Ninguna de las actividades permitidas al pueblo cubano durante su mandato —viajar al extranjero, hospedarse en hoteles, acceder a Internet, comprar o vender casas y autos, desarrollar otras variantes del trabajo por cuenta propia— supuso el reconocimiento pleno de las libertades individuales, especialmente los derechos políticos. En tal sentido la decisión, tomada también bajo el gobierno de Raúl Castro, de limitar el tiempo de mandato para los cargos políticos no es ni será impedimento para asegurar lo que llaman “continuidad”, y que no ha sido más que el traspaso del poder —bajo supervisión de los “históricos” — a una generación moldeada dentro de la doctrina, apegada a la retórica, la mentalidad y el voluntarismo heredados.
Los escasos avances en materia económica que se produjeron en los años iniciales del gobierno de Raúl Castro fueron paralizados por el propio General de Ejército que terminó sucumbiendo al anquilosamiento ideológico y el recelo ante la posibilidad de una ciudadanía empoderada. Su respuesta al retroceso en las relaciones con Estados Unidos, sin haber aprovechado en pos del bienestar nacional la cobertura ofrecida por la administración Obama, fue exacerbar el discurso de hostilidad y la demonización de la disidencia.

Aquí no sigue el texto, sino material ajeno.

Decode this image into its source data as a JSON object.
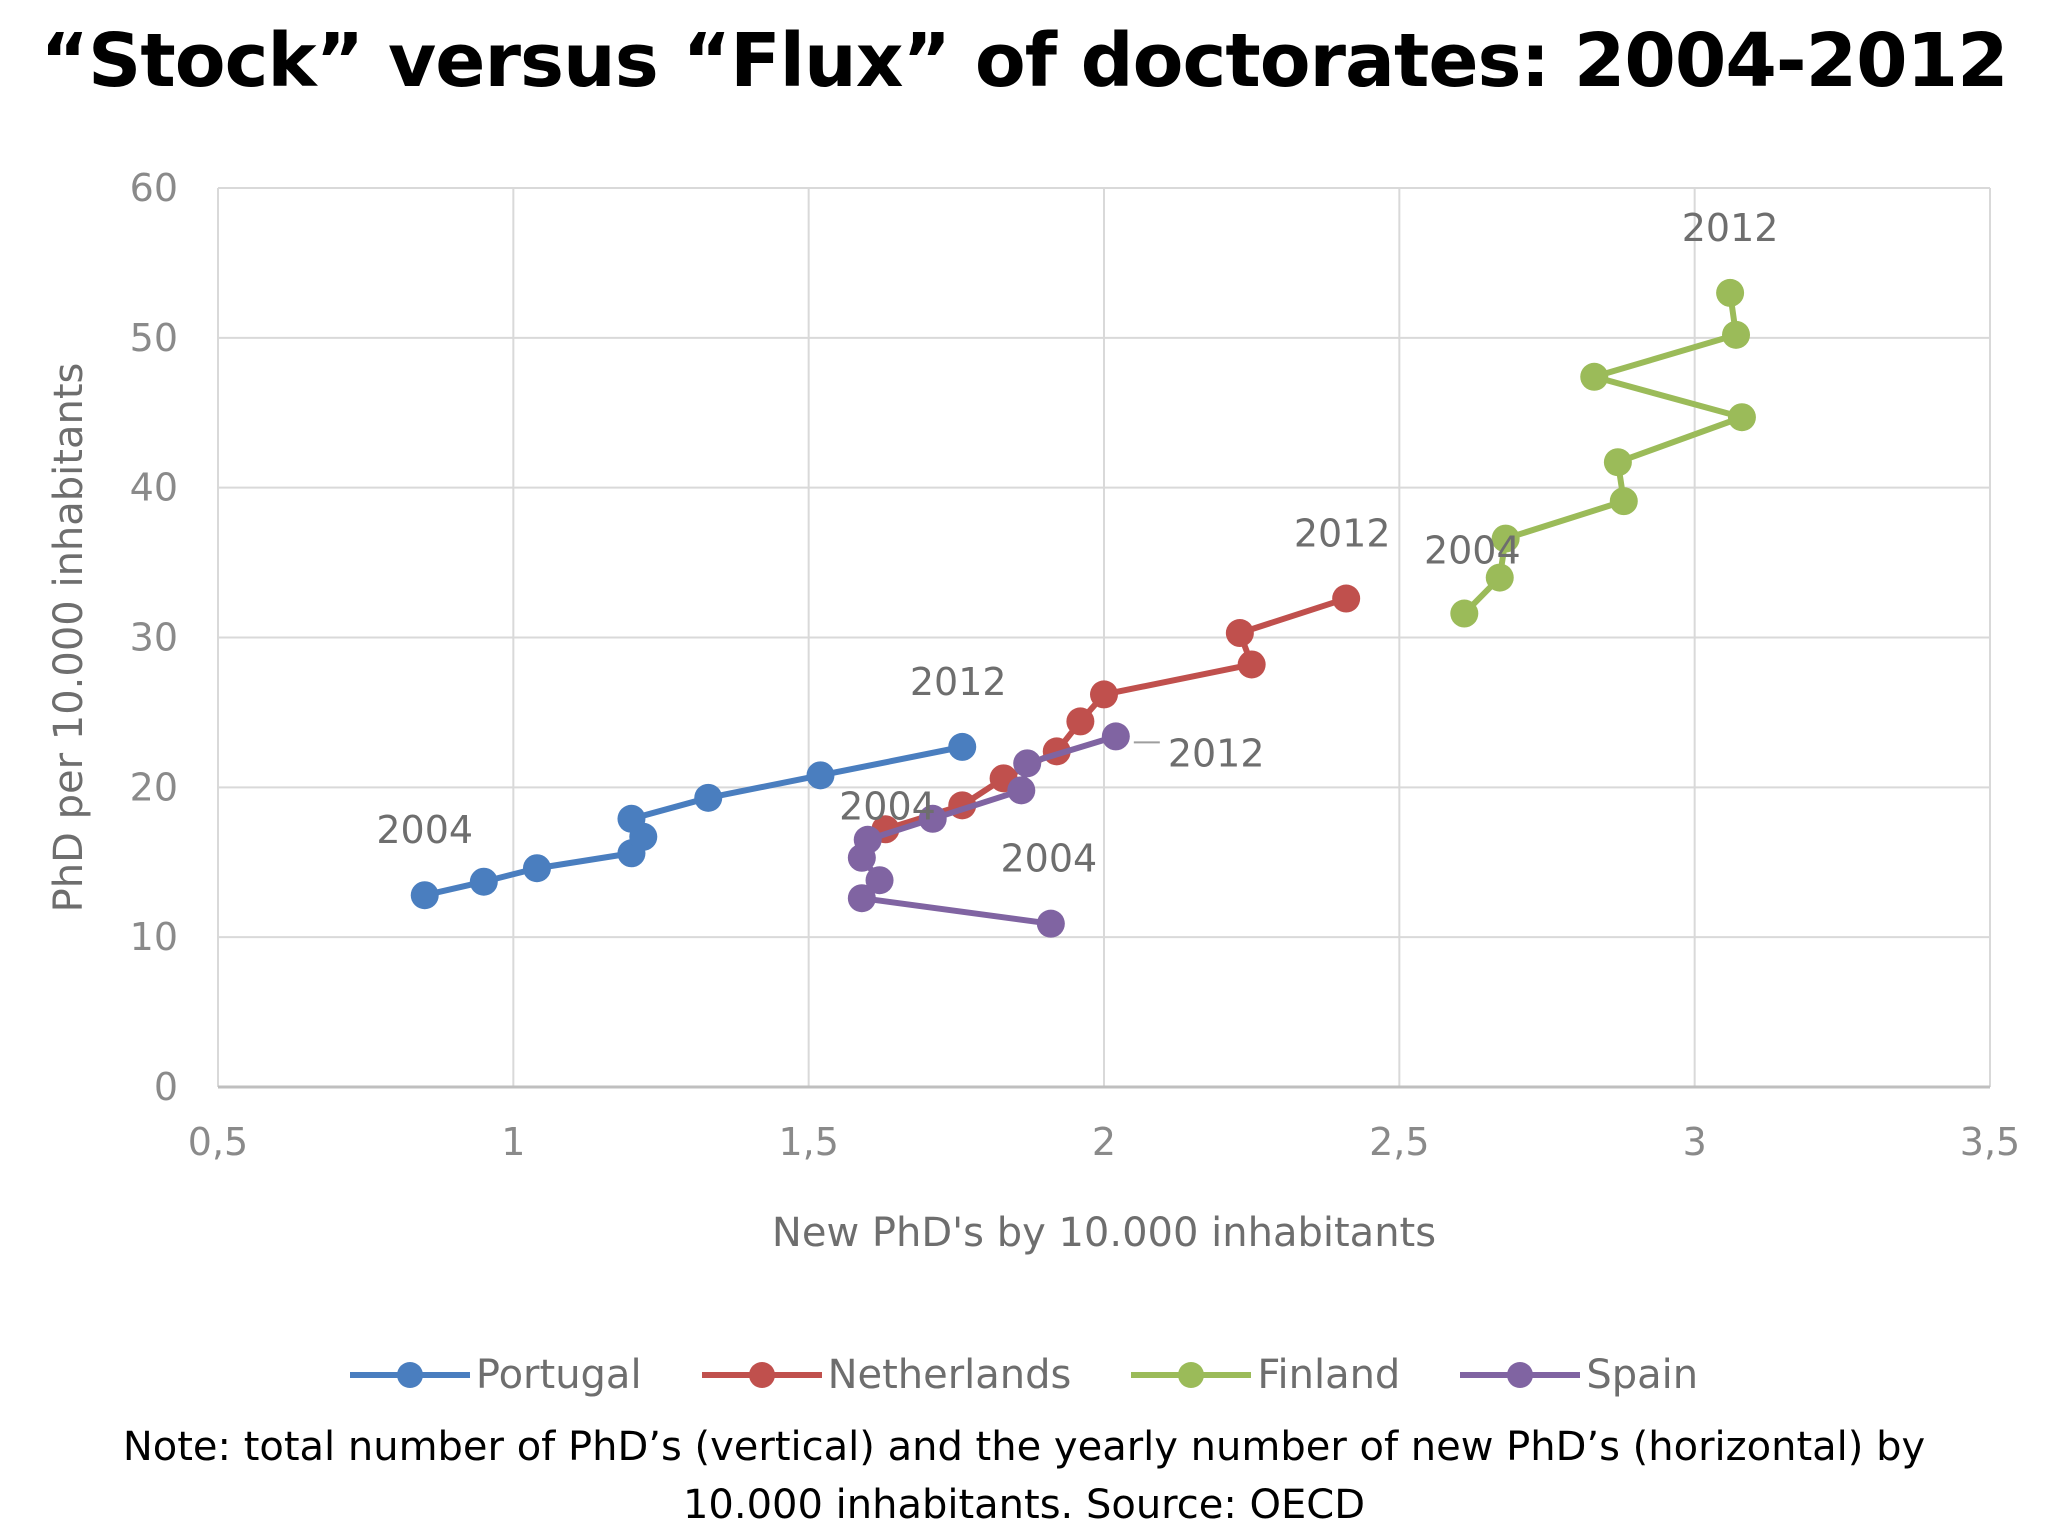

Sus doce años de gestión fueron casi tan improductivos como las cinco décadas de Fidel Castro en el poder. Quizás la única diferencia consistió en que varias de sus reformas contribuyeron a perfilar el plan migratorio de miles de cubanos, que vendieron cuanto tenían con el único propósito de huir de una circunstancia agobiante e insoluble.
Aunque hoy los medios de comunicación vomiten panegíricos a cual más indecoroso, Raúl Castro será siempre el segundón, la antítesis de la diplomacia, el heredero designado que recibió a Cuba en estado grave y la entregó comatosa a Díaz-Canel para salir del escenario y comprobar si, como algunos afirman, Estados Unidos revierte las sanciones ahora que no hay un Castro dirigiendo el país, al menos de modo visible.
Pero el castrismo es más que una presencia física y un apellido. Nada ocurrió cuando murió Fidel, y nada indica que será diferente cuando fallezca Raúl. Quienes cifran sus esperanzas en el eventual deceso del dictador, no han tomado en cuenta el estado real de la sociedad cubana, sobre cuya agonía hoy brindan los generales de guayabera en honor a los noventa años de otro verdugo que no responderá por sus crímenes.